A salvo of aging rockers; Billy Idol, Slash, Motley Crue and Kiss, on the upper echelons of the main stage lineup has today harking back to hard-livin' hair metal of the '80s. Clash's weekend highlight is from a different era but there's nothing backward-looking about a newly reformed L7 whose sleazy, badass grunge sounds just as raw as it did back in the '90s. Most musicians mellow with age – not vocalist Donita Sparks who manages to look elated and disgusted to be here at the same time.

Since we're in the last stages of a very cold and soggy weekend the crowd can be forgiven for a limp response right? Hell no. Sparks is having none of it and those down the front comply with her orders to look alive, probably fearing she'll come down and kick their heads in if they don't. Vocally she's stood the test of time too and her larynx shredding snarl on 'Andres', 'Shitlist' and 'Fast and Frightening' sounds as uncompromising as it did over two decades ago.

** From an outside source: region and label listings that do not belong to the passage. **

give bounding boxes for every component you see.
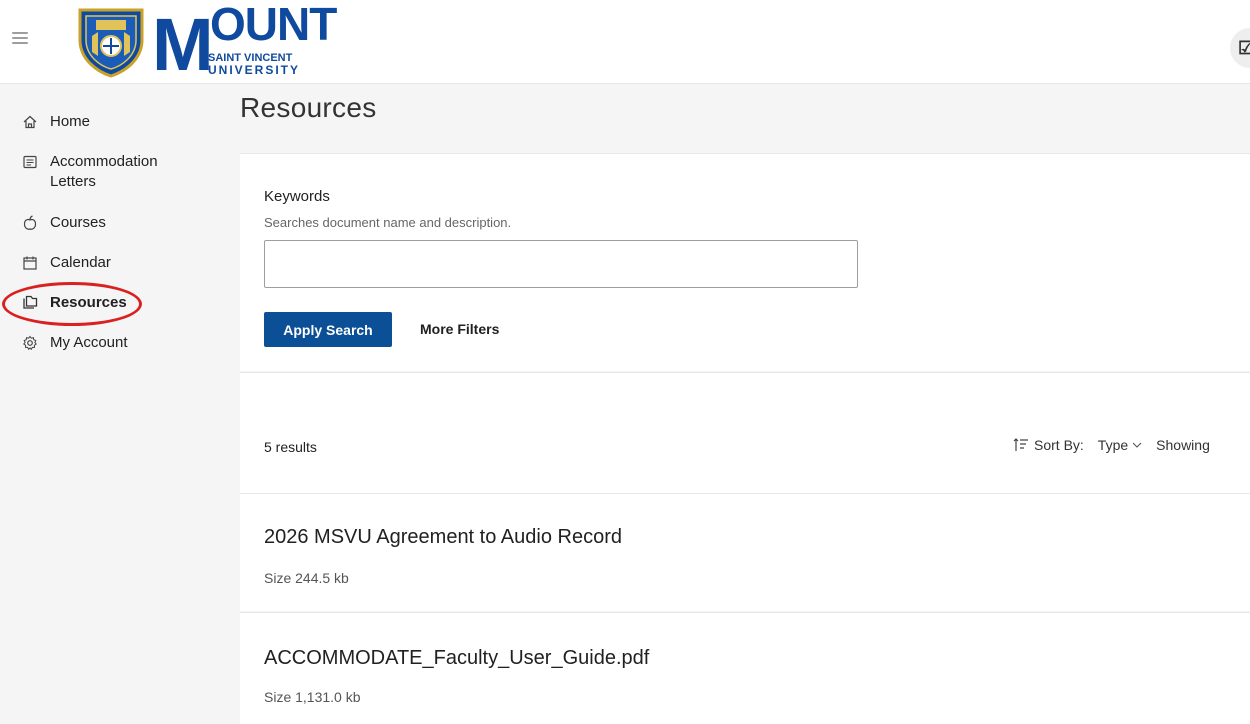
- more-filters-button[interactable]: More Filters: [420, 312, 499, 347]
- resource-size: Size 1,131.0 kb: [264, 689, 361, 705]
- search-panel: Keywords Searches document name and desc…: [240, 153, 1250, 371]
- folder-icon: [23, 295, 38, 309]
- list-item[interactable]: 2026 MSVU Agreement to Audio Record Size…: [240, 493, 1250, 611]
- apple-icon: [23, 215, 37, 230]
- results-header: 5 results Sort By: Type Showing: [240, 372, 1250, 493]
- page-title: Resources: [240, 92, 377, 123]
- sort-controls: Sort By: Type Showing: [1012, 437, 1210, 453]
- sidebar-item-label: Calendar: [50, 254, 111, 271]
- sidebar-item-label: Accommodation Letters: [50, 153, 158, 190]
- logo-line-2: UNIVERSITY: [208, 63, 301, 77]
- keywords-input[interactable]: [264, 240, 858, 288]
- showing-label: Showing: [1156, 437, 1210, 453]
- resource-title[interactable]: ACCOMMODATE_Faculty_User_Guide.pdf: [264, 647, 649, 670]
- sidebar-item-label: Resources: [50, 294, 127, 311]
- sidebar-item-accommodation-letters[interactable]: Accommodation Letters: [22, 152, 222, 192]
- keywords-label: Keywords: [264, 188, 330, 205]
- top-header: M OUNT SAINT VINCENT UNIVERSITY ☑: [0, 0, 1250, 84]
- sort-by-label: Sort By:: [1034, 437, 1084, 453]
- apply-search-button[interactable]: Apply Search: [264, 312, 392, 347]
- sidebar-item-label: Home: [50, 113, 91, 130]
- sidebar-item-home[interactable]: Home: [22, 112, 90, 132]
- sidebar-item-resources[interactable]: Resources: [22, 293, 127, 313]
- sort-by-dropdown[interactable]: Type: [1098, 437, 1128, 453]
- list-item[interactable]: ACCOMMODATE_Faculty_User_Guide.pdf Size …: [240, 612, 1250, 724]
- results-count: 5 results: [264, 439, 317, 455]
- crest-icon: [78, 8, 144, 78]
- gear-icon: [23, 335, 37, 351]
- sidebar-item-my-account[interactable]: My Account: [22, 333, 128, 353]
- chevron-down-icon[interactable]: [1132, 441, 1142, 449]
- keywords-help-text: Searches document name and description.: [264, 215, 512, 230]
- resource-title[interactable]: 2026 MSVU Agreement to Audio Record: [264, 526, 622, 549]
- calendar-icon: [23, 256, 37, 270]
- logo-word: OUNT: [210, 0, 337, 50]
- sidebar-nav: Home Accommodation Letters Courses Calen…: [0, 84, 240, 724]
- hamburger-menu-icon[interactable]: [10, 28, 30, 48]
- sidebar-item-calendar[interactable]: Calendar: [22, 253, 111, 273]
- sidebar-item-label: My Account: [50, 334, 128, 351]
- sidebar-item-courses[interactable]: Courses: [22, 213, 106, 233]
- logo-initial: M: [152, 3, 214, 86]
- resource-size: Size 244.5 kb: [264, 570, 349, 586]
- sort-icon: [1013, 438, 1028, 451]
- home-icon: [23, 115, 37, 129]
- university-logo[interactable]: M OUNT SAINT VINCENT UNIVERSITY: [76, 0, 337, 86]
- sidebar-item-label: Courses: [50, 214, 106, 231]
- letters-icon: [23, 155, 37, 169]
- edit-icon[interactable]: ☑: [1230, 28, 1250, 68]
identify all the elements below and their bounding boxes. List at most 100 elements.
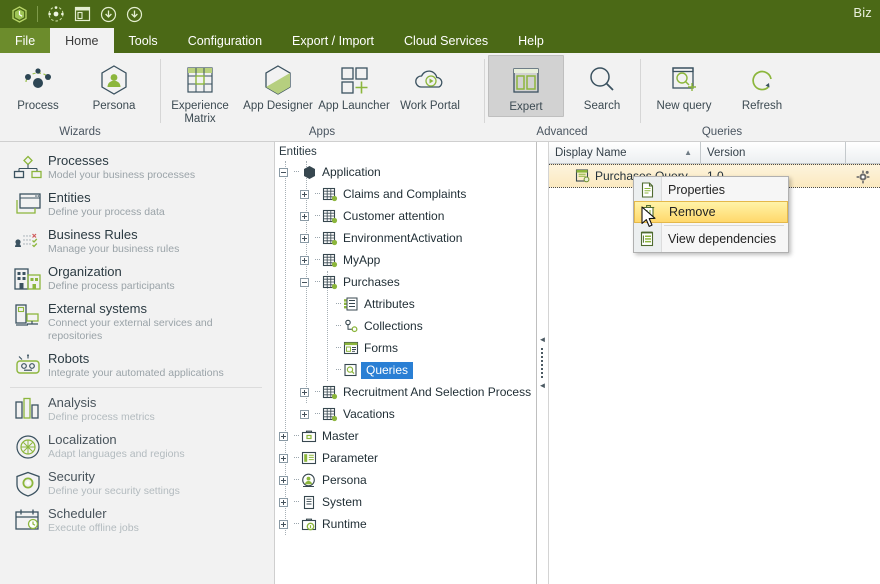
splitter-grip[interactable]	[541, 348, 544, 378]
context-menu-item-view-dependencies[interactable]: View dependencies	[634, 228, 788, 250]
sidebar-item-business-rules[interactable]: Business Rules Manage your business rule…	[0, 223, 274, 260]
ribbon-button-work-portal[interactable]: Work Portal	[392, 55, 468, 113]
matrix-grid-icon	[183, 61, 217, 99]
tree-expander-plus-icon[interactable]	[279, 497, 288, 507]
organization-building-icon	[10, 264, 46, 292]
tree-expander-plus-icon[interactable]	[279, 431, 288, 441]
sidebar-sub-security: Define your security settings	[48, 485, 180, 497]
tree-node-environmentactivation[interactable]: EnvironmentActivation	[279, 227, 536, 249]
tree-label-myapp: MyApp	[343, 253, 381, 267]
tree-node-persona[interactable]: Persona	[279, 469, 536, 491]
menu-cloud-services[interactable]: Cloud Services	[389, 28, 503, 53]
ribbon-grouplabel-queries: Queries	[701, 126, 743, 138]
ribbon-button-experience-matrix[interactable]: Experience Matrix	[160, 55, 240, 126]
grid-column-display-name[interactable]: Display Name ▲	[549, 142, 701, 163]
tree-node-runtime[interactable]: Runtime	[279, 513, 536, 535]
tree-node-application[interactable]: Application	[279, 161, 536, 183]
panel-splitter[interactable]: ◄ ◄	[537, 142, 549, 584]
sidebar-item-security[interactable]: Security Define your security settings	[0, 465, 274, 502]
app-title: Biz	[853, 5, 872, 20]
queries-icon	[341, 363, 361, 377]
ribbon-button-app-designer[interactable]: App Designer	[240, 55, 316, 113]
tree-connector	[290, 425, 299, 447]
sidebar-item-organization[interactable]: Organization Define process participants	[0, 260, 274, 297]
tree-expander-plus-icon[interactable]	[279, 453, 288, 463]
sidebar-item-entities[interactable]: Entities Define your process data	[0, 186, 274, 223]
ribbon-label-search: Search	[583, 100, 621, 112]
tree-connector	[332, 337, 341, 359]
ribbon-button-process[interactable]: Process	[0, 55, 76, 113]
dependencies-icon	[634, 231, 661, 247]
sidebar-title-analysis: Analysis	[48, 395, 97, 410]
tree-expander-minus-icon[interactable]	[279, 167, 288, 177]
menu-export-import[interactable]: Export / Import	[277, 28, 389, 53]
download-alt-icon[interactable]	[121, 3, 147, 25]
tree-connector	[332, 315, 341, 337]
tree-node-purchases[interactable]: Purchases	[279, 271, 536, 293]
ribbon-button-persona[interactable]: Persona	[76, 55, 152, 113]
tree-expander-plus-icon[interactable]	[300, 387, 309, 397]
triangle-left-icon[interactable]: ◄	[539, 336, 547, 344]
sidebar-item-analysis[interactable]: Analysis Define process metrics	[0, 391, 274, 428]
ribbon-label-refresh: Refresh	[741, 100, 783, 112]
ribbon-button-refresh[interactable]: Refresh	[724, 55, 800, 113]
tree-expander-plus-icon[interactable]	[279, 519, 288, 529]
tree-node-recruitment-and-selection-process[interactable]: Recruitment And Selection Process	[279, 381, 536, 403]
tree-node-system[interactable]: System	[279, 491, 536, 513]
tree-expander-plus-icon[interactable]	[300, 255, 309, 265]
tree-node-collections[interactable]: Collections	[279, 315, 536, 337]
menu-help[interactable]: Help	[503, 28, 559, 53]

It's left to Enter Shikari to close Download on the second stage tonight and despite concerns that vocalist Rou Reynolds won't perform due to ill health, they're on fiery, confrontational form. 'Destabilise', introduced by Reynolds as "music to confront and attack", is delivered with incandescent fury. Smashing together bludgeoning metal riffs, shrieking sirens and cacophonous electronic beats, 'The Last Garrison' and 'Mothership' sound ominously huge. But with all respect to Shikari, Lamb of God, preceding them, would have been equally worthy of the headline slot.

Receiving a hero's welcome they hit the stage with skull crushing force. Frontman Randy Blythe, all scrawny legs and matted hair, paces rabidly back and forth like a bear with a sore head, managing to look just as filthy as the rest of us. The pits that erupt during new tracks 'Still Echoes' and '512' are just as big as those for set staples 'Laid to Rest' and 'Redneck'. 'Walk With Me In Hell' sounds like the end of the world. There are few ways to end a weekend that are more thrilling. Download you have been wet and muddy and bloody brilliant. Let the countdown to 2016 commence.